On top of this, I was attending a lot of networking meetings as I knew other people had very successful businesses through having a wide and deep network. I’d failed to realise that all these other people had achieved initial success through using one of these strategies, not all of them all at once!

Narrow your focus

The second key with guerrilla marketing is to focus on a small number of marketing activities and carry them out to the best of your ability. CJ Hayden, author of Get Clients Now! says that businesses often know what to do - they just don’t do enough of it, or get distracted.

I therefore concentrated my efforts on networking and following up. By doing this I was able to focus on building relationships with people I already knew and go to events to meet new people. When they showed an interest in what I did, only then did I hand them some of my marketing material. By putting people first, my business increased rapidly.

Repeat it again and again

The third key is to execute and repeat whatever works over and over again. In his Guerrilla Marketing books, Jay Conrad Levinson says:

Mediocre marketing with commitment works better than brilliant marketing without commitment.

I started a programme and five weeks later my business doubled. The growth was far greater than I could have expected if I’d continued with my previous approach.

Factors for success

Here are some other factors that are critical to success.

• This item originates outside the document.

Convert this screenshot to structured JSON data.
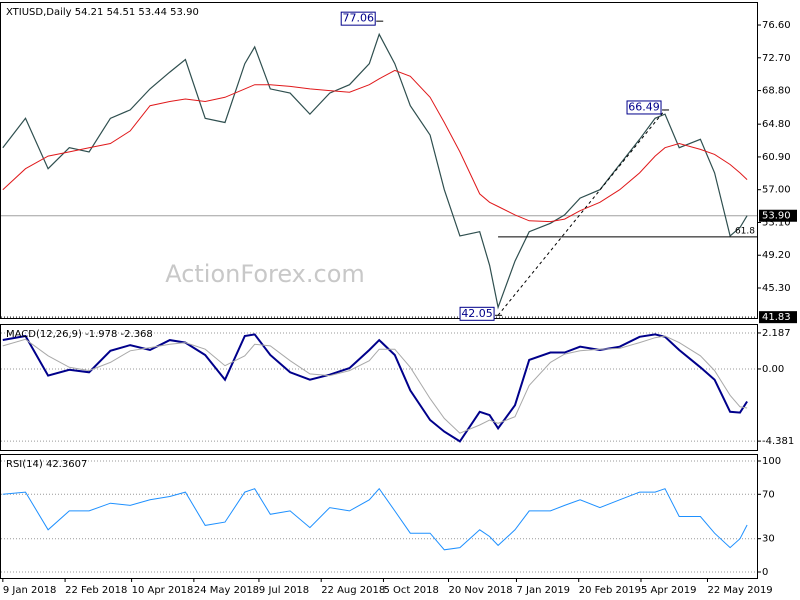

  • Establish how much business you have today.
  • Establish how much business you would like in the long term.
  • Establish how much business you could add in 28 days, if you put your mind to it.
  • Work out where you are stuck or need most effort - Most people think they need to fill the sales pipeline, in fact, most need to focus on following up!
  • Work every day on putting the ingredients for success in place.
  • Monitor your progress every day.
  • Stick to your plan and it will work.

So what are you waiting for? Grab your gun and start your own bit of guerrilla warfare!